Bild: Lust auf niedrige Schwellen: Sonja Anders beim Besuch ihrer künftigen Wi…
Lackiert in so einem angeschmuddelten Postfachgelb erobern die
Garderobenschränke sofort Aufmerksamkeit beim Betreten des kühlweiß
strahlenden [1][Schauspielhauses in Hannover]. Als Sonja Anders dort 2019
als Intendantin einzog, wollte sie die Spindtüren überstreichen lassen. Was
aber sehr teuer gewesen wäre. So ließ sie lieber weitere gelbe Akzente im
Haus setzen, auch auf den Tickets sind Logo und Schriftzug passend
gedruckt. Von Mitarbeitenden wird Anders auch „Sunny“ genannt, wohl wegen
ihres sonnigen Gemüts.
Gelb wurde so was wie die Symbol- und Stimmungsfarbe ihrer Spielzeiten.
Besonders das heitere Optimismusgelb und die herzwärmend lebensfreudige
Zuversicht des Sonnengelbs.
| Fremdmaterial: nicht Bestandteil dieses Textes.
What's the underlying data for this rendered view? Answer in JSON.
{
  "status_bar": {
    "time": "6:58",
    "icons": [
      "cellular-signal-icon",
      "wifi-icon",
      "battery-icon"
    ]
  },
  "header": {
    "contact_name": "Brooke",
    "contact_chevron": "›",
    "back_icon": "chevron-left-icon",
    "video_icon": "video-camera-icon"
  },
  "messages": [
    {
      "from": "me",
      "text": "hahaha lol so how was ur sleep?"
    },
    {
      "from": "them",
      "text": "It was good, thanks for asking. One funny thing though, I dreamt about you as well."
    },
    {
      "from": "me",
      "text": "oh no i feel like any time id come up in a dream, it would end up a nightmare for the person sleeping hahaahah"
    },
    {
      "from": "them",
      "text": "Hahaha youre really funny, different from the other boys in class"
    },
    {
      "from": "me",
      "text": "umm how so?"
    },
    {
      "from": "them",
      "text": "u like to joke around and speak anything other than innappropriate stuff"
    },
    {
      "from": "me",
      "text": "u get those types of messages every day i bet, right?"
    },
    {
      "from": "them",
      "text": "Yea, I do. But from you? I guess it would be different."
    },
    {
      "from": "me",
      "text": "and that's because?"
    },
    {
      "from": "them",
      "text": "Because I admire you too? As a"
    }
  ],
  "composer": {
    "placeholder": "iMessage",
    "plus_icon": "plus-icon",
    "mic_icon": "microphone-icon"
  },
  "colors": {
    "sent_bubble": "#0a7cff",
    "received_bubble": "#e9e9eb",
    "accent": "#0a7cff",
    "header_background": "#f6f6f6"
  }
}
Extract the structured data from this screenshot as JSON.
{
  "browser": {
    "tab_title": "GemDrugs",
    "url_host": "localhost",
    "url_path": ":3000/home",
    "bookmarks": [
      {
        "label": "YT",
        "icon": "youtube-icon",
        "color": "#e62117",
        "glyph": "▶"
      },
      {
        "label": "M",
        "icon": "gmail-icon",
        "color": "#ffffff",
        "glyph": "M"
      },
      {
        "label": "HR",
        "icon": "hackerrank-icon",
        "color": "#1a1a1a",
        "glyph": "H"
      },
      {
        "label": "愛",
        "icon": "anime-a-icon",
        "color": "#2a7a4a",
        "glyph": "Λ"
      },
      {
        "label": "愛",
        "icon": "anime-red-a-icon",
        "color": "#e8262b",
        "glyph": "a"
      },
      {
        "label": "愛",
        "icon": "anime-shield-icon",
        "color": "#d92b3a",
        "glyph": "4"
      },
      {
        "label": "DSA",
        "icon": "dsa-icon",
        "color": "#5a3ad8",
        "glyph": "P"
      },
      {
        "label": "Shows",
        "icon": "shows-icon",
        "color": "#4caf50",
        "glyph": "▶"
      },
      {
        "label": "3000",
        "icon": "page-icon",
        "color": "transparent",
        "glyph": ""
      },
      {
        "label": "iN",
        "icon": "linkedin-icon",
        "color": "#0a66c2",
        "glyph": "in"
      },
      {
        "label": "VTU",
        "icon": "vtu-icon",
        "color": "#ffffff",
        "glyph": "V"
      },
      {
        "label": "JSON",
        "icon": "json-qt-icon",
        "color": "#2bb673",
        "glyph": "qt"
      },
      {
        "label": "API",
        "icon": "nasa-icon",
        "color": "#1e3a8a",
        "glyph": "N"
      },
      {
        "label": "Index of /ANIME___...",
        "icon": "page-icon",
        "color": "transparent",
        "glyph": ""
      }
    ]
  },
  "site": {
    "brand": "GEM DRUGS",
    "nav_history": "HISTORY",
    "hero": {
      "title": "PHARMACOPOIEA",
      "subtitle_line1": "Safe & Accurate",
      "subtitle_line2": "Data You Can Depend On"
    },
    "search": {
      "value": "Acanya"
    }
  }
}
Klingt jetzt etwas pathetisch, aber Anders legt
in unseren Krisenzeiten großen Wert auf lichtsuchende, energiespendende
Inszenierungen und lässt die Freuden der Diversität feiern. „Dabei hat sie
eine große Offenheit und Empathie für alle, die mit dem Theater fremdeln“,
sagt Nora Khuon.
Mit Chefdramaturgin Khuon – sowie Regisseurin Anne Lenk – bildet Anders ab
Sommer 2025 das erste weibliche Leitungsteam des Hamburger Thalia Theaters.
Beider Zugang zur dramatischen Kunst aber könnte unterschiedlicher kaum
sein: Khuon lebt schon seit Kindertagen im Theater, ihr Vater ist der
Intendant [2][Ulrich Khuon] – Konstanz, Hannover, Hamburg, Berlin, zurzeit
Zürich –, ihr älterer Bruder Alexander ist Schauspieler.
## Ins Theater nur mit der Schule
Anders hingegen wurde 1965 in Hamburg in „sehr einfache“ Verhältnisse
hineingeboren, der Vater war ein „einfacher Angestellter“. Nach der
Scheidung der Eltern wuchs sie mit ihrer Schwester bei der Mutter auf.
„Wenn man heute sagt, 47 Prozent der Alleinerziehenden seien
armutsgefährdet, dann waren wir das damals definitiv.“ Ins Theater seien
ihre Eltern nie gegangen, sie selbst kann sich nur an einen Besuch mit der
Schule erinnern. Dafür stromerte Anders schon in Kindertagen durch
Bibliotheken und schleppte Monat für Monat die maximale Zahl von 20
Leihbüchern nach Hause. Dort lag sie oben auf ihrem Etagenbett und genoss
„Literatur als Fantasieort, eine Form der Gegenwelten“, wie sie sagt.
Vielleicht ja deswegen prägen Prosa-Adaptionen heute ihre Spielpläne.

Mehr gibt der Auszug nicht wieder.